Ahead of his inauguration on October 20th, Prabowo has assembled a team to study potential revisions to the State Finances Law, which currently caps the fiscal deficit at 3% of gross domestic product (GDP) and government debt at 60%. The law, signed in 2003 after Indonesia’s recovery from the Asian financial crisis, has been a cornerstone of the nation’s fiscal prudence.
The Tempo report, citing unnamed sources, revealed that amending the law would also pave the way for Prabowo to establish a standalone state revenue agency, separate from the Finance Ministry. Former chief justice Jimly Asshiddiqie, who is leading the team, confirmed to Tempo that they are preparing a legal framework to create the revenue body.

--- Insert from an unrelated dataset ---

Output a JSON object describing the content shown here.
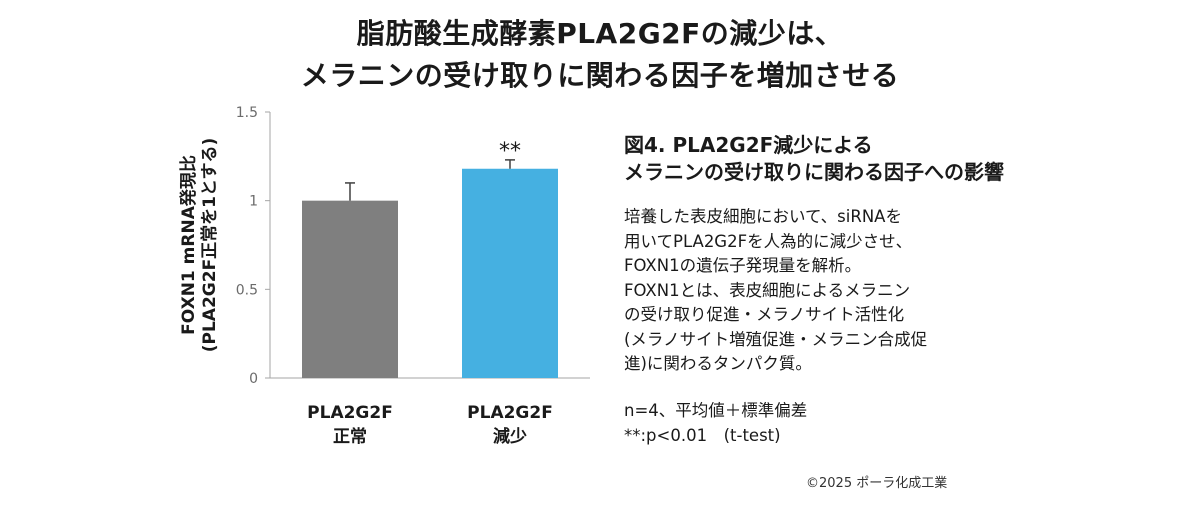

However, Said Abdullah, the chairman of the Indonesian parliament’s budget committee, reiterated his commitment to retaining the fiscal deficit ceiling on Tuesday, stating, “It is important for future fiscal health.” Abdullah added that Prabowo’s transition team had conveyed a similar stance, suggesting that the incoming president may refrain from altering the law.
“If you look at future fiscal challenges, they are getting tougher, and the space is getting narrower. I think President Prabowo will not tinker with the law,” Abdullah told reporters.
The potential revisions to fiscal rules have added to the uncertainty surrounding the fiscal outlook of Southeast Asia’s largest economy, fueling foreign fund outflows and pressuring the rupiah. Investors are concerned that Prabowo could adopt a more expansionary fiscal policy, particularly after he stated in May that the country needs to be “more daring” with spending, given its relatively lower debt and deficit metrics compared to its peers.
According to Tempo, Prabowo is considering removing fiscal constraints to deliver on his campaign pledge of providing free school lunches, a program estimated to cost over 400 trillion rupiah ($25 billion) annually when fully implemented.
Additionally, the incoming president must follow through on his promise to continue President Joko Widodo’s initiatives, including the $34 billion new capital city project set for inauguration next month.
Bloomberg News had previously reported that the incoming administration was planning to raise Indonesia’s debt-to-GDP ratio by 2 percentage points annually over the next five years, a move that would take it to a two-decade high of close to 50%. However, an adviser to Prabowo later denied the plan, stating that they would observe fiscal prudence.